Sunday, February 23, 2014

Francis: Do Not Act Like Courtiers and Remember the Existential Liturgy of Life

Here are the two most striking portions, in my view, of the Pope's sermon today in the Mass celebrated with cardinals, new and old (emphasis added):

May we always allow ourselves to be guided by the Spirit of Christ, who sacrificed himself on the Cross so that we could be channels through which his charity might flow. This is the attitude of a Cardinal, this is how he acts. A Cardinal enters the Church of Rome, not a royal court. May all of us avoid, and help others to avoid, habits and ways of acting typical of a court: intrigue, gossip, cliques, favouritism and preferences. May our language be that of the Gospel: yes when we mean yes; no when we mean no; may our attitudes be those of the Beatitudes, and our way be that of holiness.
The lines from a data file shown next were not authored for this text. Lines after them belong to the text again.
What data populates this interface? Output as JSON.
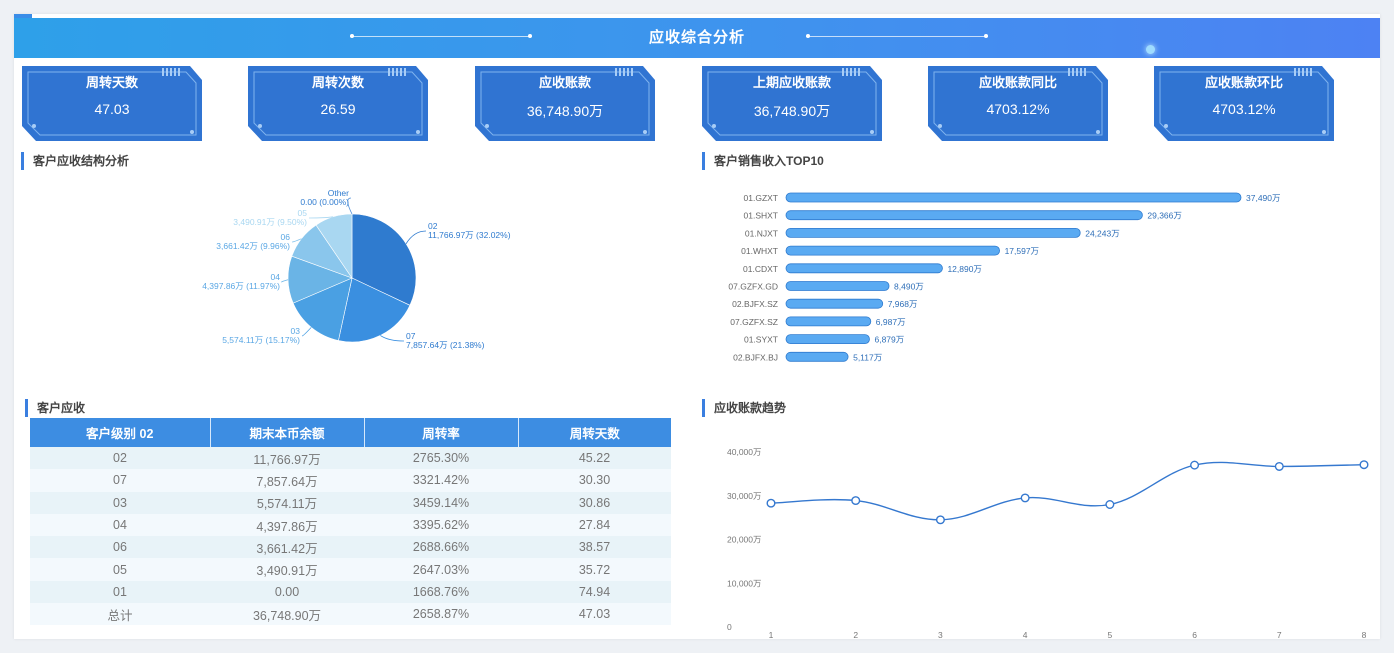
{
  "header": {
    "title": "应收综合分析"
  },
  "kpis": [
    {
      "label": "周转天数",
      "value": "47.03"
    },
    {
      "label": "周转次数",
      "value": "26.59"
    },
    {
      "label": "应收账款",
      "value": "36,748.90万"
    },
    {
      "label": "上期应收账款",
      "value": "36,748.90万"
    },
    {
      "label": "应收账款同比",
      "value": "4703.12%"
    },
    {
      "label": "应收账款环比",
      "value": "4703.12%"
    }
  ],
  "sections": {
    "pie_title": "客户应收结构分析",
    "bar_title": "客户销售收入TOP10",
    "table_title": "客户应收",
    "line_title": "应收账款趋势"
  },
  "pie": {
    "chart_data": {
      "type": "pie",
      "slices": [
        {
          "name": "02",
          "value": 11766.97,
          "label": "11,766.97万 (32.02%)",
          "color": "#2f7bcf"
        },
        {
          "name": "07",
          "value": 7857.64,
          "label": "7,857.64万 (21.38%)",
          "color": "#3a8fe0"
        },
        {
          "name": "03",
          "value": 5574.11,
          "label": "5,574.11万 (15.17%)",
          "color": "#4aa0e3"
        },
        {
          "name": "04",
          "value": 4397.86,
          "label": "4,397.86万 (11.97%)",
          "color": "#6ab4e6"
        },
        {
          "name": "06",
          "value": 3661.42,
          "label": "3,661.42万 (9.96%)",
          "color": "#8ac6ec"
        },
        {
          "name": "05",
          "value": 3490.91,
          "label": "3,490.91万 (9.50%)",
          "color": "#a9d7f1"
        },
        {
          "name": "Other",
          "value": 0.0,
          "label": "0.00 (0.00%)",
          "color": "#4f8fd8"
        }
      ]
    }
  },
  "bar": {
    "chart_data": {
      "type": "bar",
      "orientation": "horizontal",
      "categories": [
        "01.GZXT",
        "01.SHXT",
        "01.NJXT",
        "01.WHXT",
        "01.CDXT",
        "07.GZFX.GD",
        "02.BJFX.SZ",
        "07.GZFX.SZ",
        "01.SYXT",
        "02.BJFX.BJ"
      ],
      "values": [
        37490,
        29366,
        24243,
        17597,
        12890,
        8490,
        7968,
        6987,
        6879,
        5117
      ],
      "labels": [
        "37,490万",
        "29,366万",
        "24,243万",
        "17,597万",
        "12,890万",
        "8,490万",
        "7,968万",
        "6,987万",
        "6,879万",
        "5,117万"
      ],
      "color": "#5aaaf2"
    }
  },
  "table": {
    "columns": [
      "客户级别 02",
      "期末本币余额",
      "周转率",
      "周转天数"
    ],
    "rows": [
      [
        "02",
        "11,766.97万",
        "2765.30%",
        "45.22"
      ],
      [
        "07",
        "7,857.64万",
        "3321.42%",
        "30.30"
      ],
      [
        "03",
        "5,574.11万",
        "3459.14%",
        "30.86"
      ],
      [
        "04",
        "4,397.86万",
        "3395.62%",
        "27.84"
      ],
      [
        "06",
        "3,661.42万",
        "2688.66%",
        "38.57"
      ],
      [
        "05",
        "3,490.91万",
        "2647.03%",
        "35.72"
      ],
      [
        "01",
        "0.00",
        "1668.76%",
        "74.94"
      ],
      [
        "总计",
        "36,748.90万",
        "2658.87%",
        "47.03"
      ]
    ]
  },
  "line": {
    "chart_data": {
      "type": "line",
      "x": [
        1,
        2,
        3,
        4,
        5,
        6,
        7,
        8
      ],
      "y": [
        28300,
        28900,
        24500,
        29500,
        28000,
        37000,
        36700,
        37100
      ],
      "ylim": [
        0,
        40000
      ],
      "yticks": [
        0,
        10000,
        20000,
        30000,
        40000
      ],
      "ytick_labels": [
        "0",
        "10,000万",
        "20,000万",
        "30,000万",
        "40,000万"
      ],
      "color": "#3578cf"
    }
  }
}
The Holy Spirit also speaks to us today through the words of Saint Paul: You are God's temple God's temple is holy, and that temple you are (1 Cor 3:16-17). In this temple, which we are, an existential liturgy is being celebrated: that of goodness, forgiveness, service; in a word, the liturgy of love. This temple of ours is defiled if we neglect our duties towards our neighbour. Whenever the least of our brothers and sisters finds a place in our hearts, it is God himself who finds a place there. When that brother or sister is shut out, it is God himself who is not being welcomed. A heart without love is like a deconsecrated church, a building withdrawn from God's service and given over to another use.

Source link: Zenit

The idea of an existential liturgy is essential to understanding the Gospels. The temples which we are as individuals point to the entire world, created by God for good, as itself a temple. When the Pharisees attack Jesus for letting his disciples pick grain on the Sabbath, Jesus responds with the famous saying that the Sabbath was made for man, not man for the Sabbath. The entire world, including that field of grain in which Jesus and his disciples were walking, is the temple of God where acts of mercy like feeding the hungry even and especially on the Sabbath are called for. When the Good Samaritan enacts mercy, he was celebrating the essential existential liturgy that, ironically, the priest and Levite had bypassed. The work we do in the world as the temple of God is true liturgy--a "public work." The liturgy inside a church building imperatively and urgently points outward to the liturgy in the world, the existential liturgy, and empowers that existential liturgy with wisdom and grace to enact mercy in the world. The liturgy in the church building is a microcosm of the wider world.